Christopher Sandlund surely must be sophisticated enough to understand that it
is apathy like his that keeps AOL afloat to begin with. Why else would so
many Internet users put up with such shoddy service? I know that it can be a daunting prospect for someone who’s never used a local Internet service to give up that familiar AOL interface, but Sandlund has no valid excuse. He doesn’t want to give up his AOL
address? He doesn’t even use it to have e-mail forwarded to him by Salon.
Hear those giddy chuckles off in the distance? It’s the
sound of Steve Case counting Sandlund’s money.

– Robert Wade Bess

The bald facts
BY JOHN F. MURPHY

(11/22/99)

Frankly, what worries me is not what is on top of the heads of congressmen
and women — it’s what is in their heads that worries me.

– Mary Colins

As a research scientist, I know that when you’re doing statistical
calculations, the math can get pretty hairy. Nonetheless, I was disturbed
by the author’s mistakes in finding the percentage of male U.S. senators
with toupees, transplants, weaves or hairpieces. The root of the problem
is an error in basic division: The author says that of the 88 male
senators whose pictures he found, between 10 and 22 are committing
follicular fraud. By dividing, you will find that 10 out of 88 equals 11
percent, and 22 out of 88 equals 25 percent. However, the article
incorrectly states that “10 to 22 percent of all our male senators have
engaged in some sort of cover up.” While this is not a bald-faced lie, it
is off by more than a hair. The correct range is 11 to 25 percent of the
male senators.

– Tim Marks

San Diego

“Drop the Chalupa, Al Gore!”
BY ANTHONY YORK

(11/20/99)

For years, Hispanics were second-class citizens in the eyes of many
Republicans. They probably still are, but their numbers have grown,
so now the GOP wants to court Hispanic votes. Meanwhile, Democrats, without courting any votes, have seen the need all along to create programs that would support the Hispanic
population. How unfortunate that some Hispanics will
betray those who have been their friends for years in order to support
those who promise much and give naught.

– Teresa Simon-Noble

It will be difficult for the GOP to attract the Hispanic vote, because the
GOP is out for those who want to protect what they have — not for those in need.
Government spending on social programs is what poor Latinos need. Try to
tell the country-club set, the people who write $1,000 checks to the
Republican candidate du jour, that they need to help the immigrant and the
poor Latino. Watch the money dry up.

The GOP will get the Hispanic, but will have to wait until he has something to
protect. Look at the suburban Irish- and Italian-Americans on Long Island. They were
all Democrats when they needed something from the government. Now they sound like a bunch of rednecks with golf clubs.

– John Burns Jr.

Binghamton, N.Y.

Bush channels Reagan on foreign policy
BY MARK DENNIS

((11/20/99)

Dubya can’t even read a speech written by committee. Are we really
supposed to elect a leader of the free world who consistently
mispronounces “nuclear” as “nucular” — 38 times in five minutes?
He’s either too stupid to know better, or too arrogant to care.

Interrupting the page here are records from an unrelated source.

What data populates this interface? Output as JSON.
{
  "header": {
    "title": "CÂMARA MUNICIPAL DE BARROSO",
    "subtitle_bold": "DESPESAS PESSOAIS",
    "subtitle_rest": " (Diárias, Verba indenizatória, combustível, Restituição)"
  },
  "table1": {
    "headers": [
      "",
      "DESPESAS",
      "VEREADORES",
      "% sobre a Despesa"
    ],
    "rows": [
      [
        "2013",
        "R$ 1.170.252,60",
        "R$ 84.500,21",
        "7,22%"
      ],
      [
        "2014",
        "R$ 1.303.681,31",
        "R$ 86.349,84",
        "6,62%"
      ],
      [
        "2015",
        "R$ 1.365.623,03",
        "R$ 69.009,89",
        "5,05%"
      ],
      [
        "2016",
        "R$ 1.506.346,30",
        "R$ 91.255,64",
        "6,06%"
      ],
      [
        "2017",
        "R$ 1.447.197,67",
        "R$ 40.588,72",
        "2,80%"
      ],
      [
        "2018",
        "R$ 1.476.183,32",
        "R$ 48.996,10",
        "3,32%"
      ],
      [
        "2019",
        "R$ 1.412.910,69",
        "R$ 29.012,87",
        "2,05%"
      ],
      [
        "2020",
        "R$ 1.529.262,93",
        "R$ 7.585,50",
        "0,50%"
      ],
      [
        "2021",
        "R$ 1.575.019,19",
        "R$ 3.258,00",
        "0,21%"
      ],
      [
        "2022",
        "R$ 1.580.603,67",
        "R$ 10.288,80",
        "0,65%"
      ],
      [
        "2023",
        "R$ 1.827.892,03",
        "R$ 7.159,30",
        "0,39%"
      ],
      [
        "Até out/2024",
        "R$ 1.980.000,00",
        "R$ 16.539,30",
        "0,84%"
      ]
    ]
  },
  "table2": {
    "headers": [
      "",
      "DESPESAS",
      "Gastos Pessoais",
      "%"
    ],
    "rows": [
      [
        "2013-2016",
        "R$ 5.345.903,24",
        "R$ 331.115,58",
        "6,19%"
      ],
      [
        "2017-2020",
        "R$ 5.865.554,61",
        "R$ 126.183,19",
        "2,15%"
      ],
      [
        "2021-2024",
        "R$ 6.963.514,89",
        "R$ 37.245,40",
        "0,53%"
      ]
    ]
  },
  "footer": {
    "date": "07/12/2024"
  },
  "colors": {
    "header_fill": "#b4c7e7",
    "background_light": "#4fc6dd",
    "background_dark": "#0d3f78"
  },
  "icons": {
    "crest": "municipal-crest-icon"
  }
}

Mark Dennis’ pointed and insightful take on Dubya’s foreign policy speech
is more accurate than he knows. No wonder Dubya’s handlers won’t let him out on his own, off-script. Even on-script, he’s still a dunce — another willing B-list front-man for the far more sinister and monied entities who have been obsessed for nearly eight years with overturning Clinton’s election.

– Robert Glass


Maybe I should buy you a globe for Christmas

BY ROBERT PARRY
(11/20/99)

I would suggest the editors buy Robert Parry a dictionary. The first
definition of the word “Grecian” is “a native of Greece.” Who is stupid now?